J’étais en face du maréchal Marmont. Je surpris la nature avant qu’elle eût le temps de s’arranger ou de se voiler. Je vis dans la pâleur subite de la physionomie, dans le pli involontaire des lèvres, dans l’accent brisé de la voix, et bientôt dans les larmes montant du cœur aux yeux sous les larges sourcils noirs du soldat, la douleur non simulée, mais profonde et déchirante, de l’homme et de l’ami. Tous ceux qui étaient là détestaient Bonaparte : le duc Dalberg, comme ami de M. de Talleyrand ; M. de Lally-Tollendal, comme émigré rentré, voué au culte des Bourbons ; madame de Saint-Fargeau, comme fille de son père, ayant eu la république pour marraine ; moi, comme poëte. Le maréchal n’avait donc aucun intérêt à feindre. D’ailleurs, il n’aurait pas eu le temps de composer son visage. Il fut atterré. Il se leva de table, et marcha longtemps dans la salle, les yeux levés au ciel, et les lèvres balbutiant des mots que nous n’entendions pas.

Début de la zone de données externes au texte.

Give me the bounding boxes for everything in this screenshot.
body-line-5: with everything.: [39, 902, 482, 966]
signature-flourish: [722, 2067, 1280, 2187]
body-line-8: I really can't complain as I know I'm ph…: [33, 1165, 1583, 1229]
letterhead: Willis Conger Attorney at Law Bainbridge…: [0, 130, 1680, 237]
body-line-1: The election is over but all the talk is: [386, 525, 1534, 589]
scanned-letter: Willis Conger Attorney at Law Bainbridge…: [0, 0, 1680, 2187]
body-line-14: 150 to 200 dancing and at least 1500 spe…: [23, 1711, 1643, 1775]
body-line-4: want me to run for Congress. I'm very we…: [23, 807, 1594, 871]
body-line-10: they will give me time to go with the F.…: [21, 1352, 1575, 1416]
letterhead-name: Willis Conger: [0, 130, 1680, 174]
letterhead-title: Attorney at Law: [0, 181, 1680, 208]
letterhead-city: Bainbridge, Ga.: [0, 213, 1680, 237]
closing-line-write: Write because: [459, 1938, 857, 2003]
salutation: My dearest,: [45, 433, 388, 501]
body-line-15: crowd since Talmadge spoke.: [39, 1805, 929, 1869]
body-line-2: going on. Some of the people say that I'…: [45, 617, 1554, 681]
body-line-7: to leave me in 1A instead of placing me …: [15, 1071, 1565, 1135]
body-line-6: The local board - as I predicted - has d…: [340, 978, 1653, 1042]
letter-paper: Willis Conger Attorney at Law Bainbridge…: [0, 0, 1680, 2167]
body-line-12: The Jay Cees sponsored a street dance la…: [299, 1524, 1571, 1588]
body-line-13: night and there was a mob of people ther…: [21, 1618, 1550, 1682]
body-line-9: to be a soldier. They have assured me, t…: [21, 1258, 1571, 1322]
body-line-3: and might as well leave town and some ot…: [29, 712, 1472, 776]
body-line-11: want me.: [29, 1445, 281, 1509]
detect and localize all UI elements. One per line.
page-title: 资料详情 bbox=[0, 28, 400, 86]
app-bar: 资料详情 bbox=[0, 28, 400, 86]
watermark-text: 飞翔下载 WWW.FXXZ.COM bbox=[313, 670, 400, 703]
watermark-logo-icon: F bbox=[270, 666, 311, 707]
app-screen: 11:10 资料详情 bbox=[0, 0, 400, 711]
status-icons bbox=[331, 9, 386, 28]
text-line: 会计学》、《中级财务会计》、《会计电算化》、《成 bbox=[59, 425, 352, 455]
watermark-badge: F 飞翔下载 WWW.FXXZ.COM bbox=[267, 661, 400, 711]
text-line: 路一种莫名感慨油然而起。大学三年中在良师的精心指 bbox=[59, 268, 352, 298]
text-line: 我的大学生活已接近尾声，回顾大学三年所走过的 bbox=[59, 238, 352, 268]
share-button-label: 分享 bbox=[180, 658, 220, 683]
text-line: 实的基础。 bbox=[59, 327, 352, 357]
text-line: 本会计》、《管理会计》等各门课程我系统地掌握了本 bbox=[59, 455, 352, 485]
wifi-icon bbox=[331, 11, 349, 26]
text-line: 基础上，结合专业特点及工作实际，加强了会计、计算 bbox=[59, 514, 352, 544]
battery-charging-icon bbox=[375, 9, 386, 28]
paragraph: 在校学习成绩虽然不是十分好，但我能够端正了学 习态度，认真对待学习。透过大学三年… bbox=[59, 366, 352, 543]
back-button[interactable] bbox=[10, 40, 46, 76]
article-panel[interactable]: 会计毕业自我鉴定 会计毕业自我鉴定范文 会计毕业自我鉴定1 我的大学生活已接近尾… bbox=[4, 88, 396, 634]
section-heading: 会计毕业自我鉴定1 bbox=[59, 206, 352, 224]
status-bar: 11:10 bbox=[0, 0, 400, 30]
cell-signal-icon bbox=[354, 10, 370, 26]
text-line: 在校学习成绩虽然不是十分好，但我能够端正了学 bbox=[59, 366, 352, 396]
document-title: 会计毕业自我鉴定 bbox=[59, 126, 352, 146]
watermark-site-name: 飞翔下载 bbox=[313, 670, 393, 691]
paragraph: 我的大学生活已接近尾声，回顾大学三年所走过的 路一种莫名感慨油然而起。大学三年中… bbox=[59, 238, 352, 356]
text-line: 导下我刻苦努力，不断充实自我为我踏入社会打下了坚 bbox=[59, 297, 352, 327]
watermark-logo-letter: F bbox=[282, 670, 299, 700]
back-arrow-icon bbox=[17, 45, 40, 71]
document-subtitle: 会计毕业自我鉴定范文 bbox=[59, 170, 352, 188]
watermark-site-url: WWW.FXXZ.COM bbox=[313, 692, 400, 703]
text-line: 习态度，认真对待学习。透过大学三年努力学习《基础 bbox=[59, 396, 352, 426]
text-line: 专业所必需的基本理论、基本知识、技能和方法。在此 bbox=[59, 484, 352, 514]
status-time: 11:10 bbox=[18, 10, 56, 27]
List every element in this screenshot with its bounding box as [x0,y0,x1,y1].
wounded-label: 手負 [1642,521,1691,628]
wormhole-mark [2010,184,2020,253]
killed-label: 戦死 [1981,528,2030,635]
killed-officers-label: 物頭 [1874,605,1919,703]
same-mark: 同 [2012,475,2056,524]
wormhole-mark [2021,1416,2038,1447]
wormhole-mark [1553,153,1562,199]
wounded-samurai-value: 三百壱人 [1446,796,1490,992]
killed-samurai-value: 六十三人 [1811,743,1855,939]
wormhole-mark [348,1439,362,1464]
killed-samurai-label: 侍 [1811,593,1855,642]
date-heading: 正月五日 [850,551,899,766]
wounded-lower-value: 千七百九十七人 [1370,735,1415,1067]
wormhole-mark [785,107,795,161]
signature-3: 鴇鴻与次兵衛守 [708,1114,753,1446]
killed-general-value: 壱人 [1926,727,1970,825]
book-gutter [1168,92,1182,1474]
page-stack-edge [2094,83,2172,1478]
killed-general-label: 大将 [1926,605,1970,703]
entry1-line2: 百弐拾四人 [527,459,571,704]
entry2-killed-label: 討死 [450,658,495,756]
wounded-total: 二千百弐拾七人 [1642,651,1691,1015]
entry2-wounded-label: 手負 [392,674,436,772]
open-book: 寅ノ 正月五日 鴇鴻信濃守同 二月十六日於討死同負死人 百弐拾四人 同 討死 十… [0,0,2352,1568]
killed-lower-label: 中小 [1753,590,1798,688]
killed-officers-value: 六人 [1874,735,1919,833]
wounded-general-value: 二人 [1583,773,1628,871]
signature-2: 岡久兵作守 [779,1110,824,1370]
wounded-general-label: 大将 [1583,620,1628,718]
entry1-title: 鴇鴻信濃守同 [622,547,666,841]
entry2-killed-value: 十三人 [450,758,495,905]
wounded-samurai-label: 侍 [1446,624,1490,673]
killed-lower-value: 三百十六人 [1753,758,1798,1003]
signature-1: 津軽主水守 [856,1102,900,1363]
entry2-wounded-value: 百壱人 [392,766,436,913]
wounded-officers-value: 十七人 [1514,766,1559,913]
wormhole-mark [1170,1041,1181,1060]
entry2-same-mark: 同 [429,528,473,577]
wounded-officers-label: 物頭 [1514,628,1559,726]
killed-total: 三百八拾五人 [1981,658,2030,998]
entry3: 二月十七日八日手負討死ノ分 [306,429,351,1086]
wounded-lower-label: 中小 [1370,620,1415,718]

Non, un tel homme n’était pas un traître ! Il avait été placé dans une circonstance terrible entre sa patrie et son ami, bourrelé, surpris, indécis, entraîné. Mais il y avait eu étourdissement dans sa pensée ; il a subi une fatalité, il a perdu une heure plus tôt, il n’a pas vendu son bienfaiteur. L’attachement dans le cœur ne survit pas à la trahison. L’histoire peut chercher les clauses du pacte infâme et imaginaire dans lequel il aurait vendu son compagnon de jeunesse. Quant à moi, j’ai vu les larmes de l’ami. Je ne crois pas au traître.